In the UK we throw away a staggering 460,000 tonnes of bread a year – that’s the equivalent of 177 million slices a week.
If you wear make-up, you could throw away 365 face wipes every year.
There are one billion people underfed, two billion overfed and we waste a third of all food produced.
Around 23,000 tonnes of toothbrushes are sent to landfill every year in America.
In the UK alone we use and throw away 5,000 paper cups per minute. That is seven million cups per day and 2.5 billion cups per year.
A million plastic bottles are bought around the world every minute and most of them are used only once.
Statistics from the Tearfund paper on 'Waste'
Change is certainly needed on a structural level, with industry and governments playing a key role. However, we are reminded that the individual cannot abdicate responsibility and there are small lifestyle choices that each of us can make.
Perhaps as a practical step each one of us might consider the waste produced in our households each week. Are there choices that we can make with regard to food, clothing, transport etc that might reduce our personal consumption of Earth’s resources?

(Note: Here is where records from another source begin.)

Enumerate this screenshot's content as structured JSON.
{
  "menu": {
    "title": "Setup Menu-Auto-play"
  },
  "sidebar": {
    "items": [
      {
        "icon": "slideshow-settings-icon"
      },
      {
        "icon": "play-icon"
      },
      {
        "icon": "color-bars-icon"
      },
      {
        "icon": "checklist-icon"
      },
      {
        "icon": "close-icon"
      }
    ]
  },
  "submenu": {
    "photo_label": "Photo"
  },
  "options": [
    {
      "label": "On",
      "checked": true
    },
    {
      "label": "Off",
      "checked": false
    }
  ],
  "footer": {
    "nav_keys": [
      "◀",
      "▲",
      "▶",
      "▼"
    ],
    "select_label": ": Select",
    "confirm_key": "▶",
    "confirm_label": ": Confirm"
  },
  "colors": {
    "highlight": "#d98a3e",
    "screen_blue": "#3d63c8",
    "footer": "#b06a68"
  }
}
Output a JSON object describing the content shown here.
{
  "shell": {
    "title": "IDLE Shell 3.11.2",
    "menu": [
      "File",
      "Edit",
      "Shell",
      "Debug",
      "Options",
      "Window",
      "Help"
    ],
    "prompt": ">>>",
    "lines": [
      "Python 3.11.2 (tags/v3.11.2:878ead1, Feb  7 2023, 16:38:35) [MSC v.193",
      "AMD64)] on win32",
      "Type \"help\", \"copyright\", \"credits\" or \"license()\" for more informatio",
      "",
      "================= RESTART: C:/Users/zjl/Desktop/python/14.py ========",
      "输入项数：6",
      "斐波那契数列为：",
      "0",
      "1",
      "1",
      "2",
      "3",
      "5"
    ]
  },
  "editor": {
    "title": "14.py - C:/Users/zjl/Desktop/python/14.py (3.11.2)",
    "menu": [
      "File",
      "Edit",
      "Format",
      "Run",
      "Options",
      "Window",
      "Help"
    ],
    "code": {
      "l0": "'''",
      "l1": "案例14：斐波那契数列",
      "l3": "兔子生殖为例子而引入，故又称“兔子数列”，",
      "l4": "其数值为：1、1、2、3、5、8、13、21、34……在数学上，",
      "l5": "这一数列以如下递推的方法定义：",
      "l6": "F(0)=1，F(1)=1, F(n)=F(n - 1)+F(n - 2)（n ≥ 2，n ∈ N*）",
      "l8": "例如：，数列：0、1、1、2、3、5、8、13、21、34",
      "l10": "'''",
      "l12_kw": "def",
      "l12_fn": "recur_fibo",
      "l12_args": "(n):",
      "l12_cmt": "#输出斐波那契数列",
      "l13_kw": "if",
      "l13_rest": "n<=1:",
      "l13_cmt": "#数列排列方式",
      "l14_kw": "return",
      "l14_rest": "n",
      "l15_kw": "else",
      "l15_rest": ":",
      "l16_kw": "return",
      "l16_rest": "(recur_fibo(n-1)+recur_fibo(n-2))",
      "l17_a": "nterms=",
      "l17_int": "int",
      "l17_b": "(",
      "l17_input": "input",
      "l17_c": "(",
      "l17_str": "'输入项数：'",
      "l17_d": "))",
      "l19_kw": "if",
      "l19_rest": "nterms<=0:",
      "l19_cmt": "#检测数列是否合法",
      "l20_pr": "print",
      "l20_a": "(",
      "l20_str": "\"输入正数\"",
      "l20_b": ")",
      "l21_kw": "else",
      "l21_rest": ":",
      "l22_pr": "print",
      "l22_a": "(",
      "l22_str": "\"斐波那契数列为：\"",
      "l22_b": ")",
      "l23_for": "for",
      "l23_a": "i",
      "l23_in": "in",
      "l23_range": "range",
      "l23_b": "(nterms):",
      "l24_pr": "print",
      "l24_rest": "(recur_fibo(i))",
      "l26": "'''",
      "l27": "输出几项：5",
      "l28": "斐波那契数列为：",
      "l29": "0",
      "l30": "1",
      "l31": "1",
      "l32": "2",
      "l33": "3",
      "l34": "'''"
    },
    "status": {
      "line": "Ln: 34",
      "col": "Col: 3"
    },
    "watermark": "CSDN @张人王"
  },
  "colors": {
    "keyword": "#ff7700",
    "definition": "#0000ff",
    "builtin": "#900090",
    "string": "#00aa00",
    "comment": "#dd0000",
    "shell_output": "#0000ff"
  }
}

Here are just a few simple questions that might provoke reflection:
Do we buy food with a lot of packaging?
Do we shun single-use plastic?
Do we repair or dispose of damaged goods?
Do we compost or send to landfill?
Is all recyclable waste separated in our house?
Are we overly influenced by fashions - clothing, technology, etc?
Find out: Is your local supermarket committed to reducing food waste and plastic wrap?
What would a zero-waste lifestyle look like? Try it for a week or a month.
The world has enough for everyone’s need, but not enough for everyone’s greed.